KPMG appointed as receiver over partially completed townhouse project in Newcastle, Ontario

On December 16, 2025, the Ontario Superior Court of Justice (Commercial List) granted an order appointing KPMG Inc. as receiver over all assets, undertakings, and properties of 2668979 Ontario Inc., including the real property municipally known as 355 North Street, Newcastle, Ontario. The application was brought by Royal Bank of Canada under section 243 of the Bankruptcy and Insolvency Act and section 101 of the Courts of Justice Act. Justice Dietrich granted the order following a contested hearing in which the debtor opposed the appointment and sought to retain control of sales and completion efforts.

2668979 Ontario Inc. is part of a property development group operating under the trade name Eaglebay Estates.
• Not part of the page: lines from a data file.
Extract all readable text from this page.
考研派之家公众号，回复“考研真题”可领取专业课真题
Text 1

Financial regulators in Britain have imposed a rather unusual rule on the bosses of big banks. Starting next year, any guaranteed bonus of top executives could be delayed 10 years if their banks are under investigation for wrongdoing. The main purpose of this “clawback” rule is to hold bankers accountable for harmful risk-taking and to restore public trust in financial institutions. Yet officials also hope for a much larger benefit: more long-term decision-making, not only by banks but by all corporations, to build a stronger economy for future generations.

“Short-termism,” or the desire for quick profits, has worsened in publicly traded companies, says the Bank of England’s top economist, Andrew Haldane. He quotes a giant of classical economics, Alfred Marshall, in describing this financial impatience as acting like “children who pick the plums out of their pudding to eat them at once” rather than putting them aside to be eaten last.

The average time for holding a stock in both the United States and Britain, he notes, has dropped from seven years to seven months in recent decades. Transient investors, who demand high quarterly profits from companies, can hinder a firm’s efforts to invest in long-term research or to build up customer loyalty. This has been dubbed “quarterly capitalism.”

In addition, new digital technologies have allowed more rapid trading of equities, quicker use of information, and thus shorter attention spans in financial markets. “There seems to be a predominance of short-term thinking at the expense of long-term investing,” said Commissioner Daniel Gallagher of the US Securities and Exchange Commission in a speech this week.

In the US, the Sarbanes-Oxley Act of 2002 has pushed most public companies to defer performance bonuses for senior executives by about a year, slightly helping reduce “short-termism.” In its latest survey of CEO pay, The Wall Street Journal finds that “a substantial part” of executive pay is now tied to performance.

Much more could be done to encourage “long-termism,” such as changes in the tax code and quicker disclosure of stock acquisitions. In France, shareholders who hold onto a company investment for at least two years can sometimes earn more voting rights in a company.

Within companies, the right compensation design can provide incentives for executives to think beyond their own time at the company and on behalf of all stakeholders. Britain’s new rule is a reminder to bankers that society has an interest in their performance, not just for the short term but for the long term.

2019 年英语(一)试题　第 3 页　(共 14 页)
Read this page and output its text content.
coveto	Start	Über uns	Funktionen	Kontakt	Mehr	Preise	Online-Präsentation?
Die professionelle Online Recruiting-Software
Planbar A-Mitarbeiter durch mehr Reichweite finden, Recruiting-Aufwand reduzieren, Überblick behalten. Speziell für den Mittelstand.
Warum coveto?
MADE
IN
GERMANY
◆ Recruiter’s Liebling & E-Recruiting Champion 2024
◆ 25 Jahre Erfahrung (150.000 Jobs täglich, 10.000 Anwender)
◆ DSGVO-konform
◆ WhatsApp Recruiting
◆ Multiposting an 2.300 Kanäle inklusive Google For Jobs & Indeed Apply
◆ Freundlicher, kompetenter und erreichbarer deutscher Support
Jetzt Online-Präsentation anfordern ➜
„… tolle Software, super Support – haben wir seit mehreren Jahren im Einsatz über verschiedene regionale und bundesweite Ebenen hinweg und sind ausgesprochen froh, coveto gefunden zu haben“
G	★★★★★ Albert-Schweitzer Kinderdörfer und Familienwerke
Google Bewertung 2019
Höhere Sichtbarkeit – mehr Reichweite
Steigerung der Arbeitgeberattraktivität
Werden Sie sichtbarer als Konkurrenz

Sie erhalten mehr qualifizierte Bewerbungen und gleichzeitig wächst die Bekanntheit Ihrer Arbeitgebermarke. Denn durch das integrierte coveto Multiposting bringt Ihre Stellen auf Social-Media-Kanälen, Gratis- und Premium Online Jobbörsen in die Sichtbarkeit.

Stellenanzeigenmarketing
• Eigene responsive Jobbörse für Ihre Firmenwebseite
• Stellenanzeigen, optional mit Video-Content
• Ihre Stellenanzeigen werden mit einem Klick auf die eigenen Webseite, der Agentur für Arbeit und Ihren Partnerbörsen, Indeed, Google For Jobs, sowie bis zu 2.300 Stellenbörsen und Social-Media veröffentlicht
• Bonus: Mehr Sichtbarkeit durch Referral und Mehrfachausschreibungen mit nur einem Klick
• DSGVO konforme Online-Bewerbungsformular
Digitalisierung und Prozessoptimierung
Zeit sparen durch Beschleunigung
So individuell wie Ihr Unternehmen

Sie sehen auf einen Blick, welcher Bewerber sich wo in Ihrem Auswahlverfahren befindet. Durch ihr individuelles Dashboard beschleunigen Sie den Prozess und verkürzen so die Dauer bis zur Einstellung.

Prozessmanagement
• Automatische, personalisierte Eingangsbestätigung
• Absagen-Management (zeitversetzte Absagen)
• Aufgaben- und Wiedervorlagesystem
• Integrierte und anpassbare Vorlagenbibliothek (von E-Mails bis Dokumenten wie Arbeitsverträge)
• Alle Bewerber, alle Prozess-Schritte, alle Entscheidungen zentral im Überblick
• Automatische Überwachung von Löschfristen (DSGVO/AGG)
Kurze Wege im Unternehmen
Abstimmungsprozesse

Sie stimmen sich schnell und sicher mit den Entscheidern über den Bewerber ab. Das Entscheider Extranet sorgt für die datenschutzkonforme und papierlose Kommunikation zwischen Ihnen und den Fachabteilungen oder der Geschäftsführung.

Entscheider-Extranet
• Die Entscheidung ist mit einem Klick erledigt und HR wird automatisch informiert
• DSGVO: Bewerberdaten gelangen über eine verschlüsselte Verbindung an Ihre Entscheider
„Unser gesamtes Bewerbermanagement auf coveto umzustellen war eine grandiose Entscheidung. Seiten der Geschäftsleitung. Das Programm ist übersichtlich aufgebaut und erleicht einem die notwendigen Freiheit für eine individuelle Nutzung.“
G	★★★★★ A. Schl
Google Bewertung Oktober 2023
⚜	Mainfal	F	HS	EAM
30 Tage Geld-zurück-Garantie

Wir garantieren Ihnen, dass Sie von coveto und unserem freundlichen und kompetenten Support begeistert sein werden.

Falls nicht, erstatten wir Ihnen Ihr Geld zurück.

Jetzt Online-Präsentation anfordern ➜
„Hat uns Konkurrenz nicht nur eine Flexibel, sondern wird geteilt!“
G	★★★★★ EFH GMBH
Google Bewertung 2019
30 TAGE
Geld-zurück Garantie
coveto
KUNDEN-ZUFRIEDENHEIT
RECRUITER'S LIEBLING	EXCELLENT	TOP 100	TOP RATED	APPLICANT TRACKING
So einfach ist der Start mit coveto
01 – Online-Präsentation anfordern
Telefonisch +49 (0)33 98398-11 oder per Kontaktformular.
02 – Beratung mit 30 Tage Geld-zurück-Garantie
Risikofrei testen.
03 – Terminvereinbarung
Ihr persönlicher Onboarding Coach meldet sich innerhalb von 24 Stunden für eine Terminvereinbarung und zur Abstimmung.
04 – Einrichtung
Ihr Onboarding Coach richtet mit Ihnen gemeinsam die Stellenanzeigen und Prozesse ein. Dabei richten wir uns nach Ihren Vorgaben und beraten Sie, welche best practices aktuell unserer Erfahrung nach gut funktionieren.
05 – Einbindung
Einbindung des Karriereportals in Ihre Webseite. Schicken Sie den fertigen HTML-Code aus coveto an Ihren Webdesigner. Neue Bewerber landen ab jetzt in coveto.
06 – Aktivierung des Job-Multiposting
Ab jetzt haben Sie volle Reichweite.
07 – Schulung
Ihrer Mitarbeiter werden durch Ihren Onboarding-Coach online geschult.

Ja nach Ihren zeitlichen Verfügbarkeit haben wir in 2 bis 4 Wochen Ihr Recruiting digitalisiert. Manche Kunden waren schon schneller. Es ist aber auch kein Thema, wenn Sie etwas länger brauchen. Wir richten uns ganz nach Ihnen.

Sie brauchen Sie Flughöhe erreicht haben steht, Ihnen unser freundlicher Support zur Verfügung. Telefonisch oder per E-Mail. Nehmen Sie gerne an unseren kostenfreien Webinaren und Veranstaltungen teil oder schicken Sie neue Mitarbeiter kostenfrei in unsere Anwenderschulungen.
The company is the registered owner of a proposed 29-unit residential townhouse development in Newcastle, Ontario. As of the hearing, 25 units had been constructed and four units were substantially complete, with external work such as landscaping and site finishing remaining outstanding. The project experienced delays in obtaining municipal approvals required for registration, which was ultimately completed in April 2025.

The project’s sales trajectory was materially affected by the approval delays, which led to several purchasers rescinding their agreements of purchase and sale. Under a credit agreement dated September 7, 2022, Royal Bank of Canada provided two credit facilities secured by a general security agreement and a charge over the property in the principal amount of $18.6 million. The credit agreement was most recently amended to extend maturity to August 31, 2025.

By letter dated August 22, 2024, the bank issued a default notice citing, among other matters, failures to maintain minimum purchaser deposits, pre-sales thresholds, and funding of cost overruns. While certain defaults were disputed, the debtor did not dispute that the facilities matured on August 31, 2025. A formal demand for repayment and notices under section 244 of the BIA followed on September 24, 2025. As of November 21, 2025, the debtor was indebted to the bank for approximately $9 million, subject to reductions from subsequent unit closings.

The debtor argued that a receiver was unnecessary, maintaining that continued unit sales would allow the bank to be repaid in full and preserve residual equity estimated at approximately $2 million. Evidence showed that only nine of the 29 units had closed as of late November 2025, with sales materially lagging projections previously provided to the bank. The debtor also acknowledged that more than $1.8 million was required to complete the project, including outstanding trade liabilities of $734,388.56, with over $625,000 outstanding for more than 90 days.

Although the debtor referenced additional financing obtained through a related entity, the court found no evidence that sufficient funds were available to complete construction and address unsecured liabilities, nor that refinancing of the bank was imminent. The bank cited loss of confidence in management’s sales forecasts and realization efforts.

Justice Dietrich held that it was just and convenient to appoint a receiver, finding that the debtor had not demonstrated the financial capacity to complete the project without further risk to the bank.

Counsel is Chaitons LLP for Royal Bank of Canada and Bennett Jones LLP for the debtor, 2668979 Ontario Inc.